The steakhouse is a relic, a vestige of an age with different ideas from our own about what constituted good eating. The steakhouse is the greatest generation’s idea of luxury dining, a restaurant where quality consists of the time-tested, the tried-and-true, a nice cut of beef with a baked potato. When we want to describe something as unostentatious and essential and without fripperies or pointless ornamentation, we compare it to meat and potatoes.
It’s the exact antithesis of current ideas about restaurants. Cooking today is a branch of the fine arts. We expect chefs not only to please us but to surprise us with some as-yet-untried combination of the limited number of edible objects that exist in nature. It’s a school of dining that offers great pleasure, as anyone who eats out in San Francisco can attest.
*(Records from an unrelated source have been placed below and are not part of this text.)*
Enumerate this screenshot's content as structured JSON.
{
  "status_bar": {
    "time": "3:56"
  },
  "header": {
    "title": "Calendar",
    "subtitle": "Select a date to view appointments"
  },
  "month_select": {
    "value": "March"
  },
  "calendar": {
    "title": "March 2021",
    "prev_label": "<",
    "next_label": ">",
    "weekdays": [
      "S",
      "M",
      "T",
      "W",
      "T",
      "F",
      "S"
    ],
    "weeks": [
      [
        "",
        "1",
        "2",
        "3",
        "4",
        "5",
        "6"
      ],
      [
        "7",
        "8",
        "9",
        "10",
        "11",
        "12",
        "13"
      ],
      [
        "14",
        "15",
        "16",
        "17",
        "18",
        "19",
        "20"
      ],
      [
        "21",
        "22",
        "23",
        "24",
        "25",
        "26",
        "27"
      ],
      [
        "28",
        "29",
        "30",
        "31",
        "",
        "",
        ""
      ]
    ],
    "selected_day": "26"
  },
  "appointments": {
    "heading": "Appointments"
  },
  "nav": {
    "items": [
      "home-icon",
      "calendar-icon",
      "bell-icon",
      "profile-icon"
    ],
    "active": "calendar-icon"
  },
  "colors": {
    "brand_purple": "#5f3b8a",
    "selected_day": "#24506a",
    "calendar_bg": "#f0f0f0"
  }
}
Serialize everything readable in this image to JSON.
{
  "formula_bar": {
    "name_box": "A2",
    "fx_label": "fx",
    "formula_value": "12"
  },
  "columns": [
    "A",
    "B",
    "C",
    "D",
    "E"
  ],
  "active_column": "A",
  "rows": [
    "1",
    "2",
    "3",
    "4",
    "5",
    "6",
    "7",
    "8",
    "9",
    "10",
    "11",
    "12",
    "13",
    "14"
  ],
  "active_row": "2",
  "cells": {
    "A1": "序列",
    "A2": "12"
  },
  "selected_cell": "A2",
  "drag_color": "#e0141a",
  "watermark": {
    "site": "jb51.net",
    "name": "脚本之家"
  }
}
But after years watching San Francisco chefs work their magic on ever more exotic cuisines, conjuring ever bolder combinations of disparate flavors, there’s something appealing about going to a steakhouse. You know before you arrive what will be on the menu. The choices you’ll be faced with—New York, porterhouse, sirloin, filet; medium or medium rare—will be so similar as to barely constitute a choice at all. You’ll pay a lot of money, but there will be no gambling involved, no risk. The cooking of your steak will not afford the chef an opportunity for self-expression, but it isn’t about the chef. It’s about you and your hunger and your desire to eat a steak.
So it’s hard to review a steak, because the dish is predicated on familiarity and quality rather than creativity. Unless something is badly wrong, a $40 filet is going to taste delicious, and the words that describe it are going to be words like “tender” and “moist” and “juicy,” and I can report that those are exactly the adjectives brought to mind by the filet at Harris’. I had the filet mignon Rossini, where for just $2 more than a regular filet mignon you get a slice of foie gras on top and black truffle sauce. This is the kind of thing that passes for variation at a steakhouse. The sauce was thick and rich and couldn’t possibly dent the impact of a perfect piece of lean beef, charred and salty on the outside and basically raw on the inside. Plus, hey, foie gras. But I was a bit saddened by the presentation: three halved cherry tomatoes and six green beans arranged in a circle around the filet. San Francisco, it seems, has made its mark even here. The baked potato, on the other hand, was reassuringly identical to every other baked potato ever.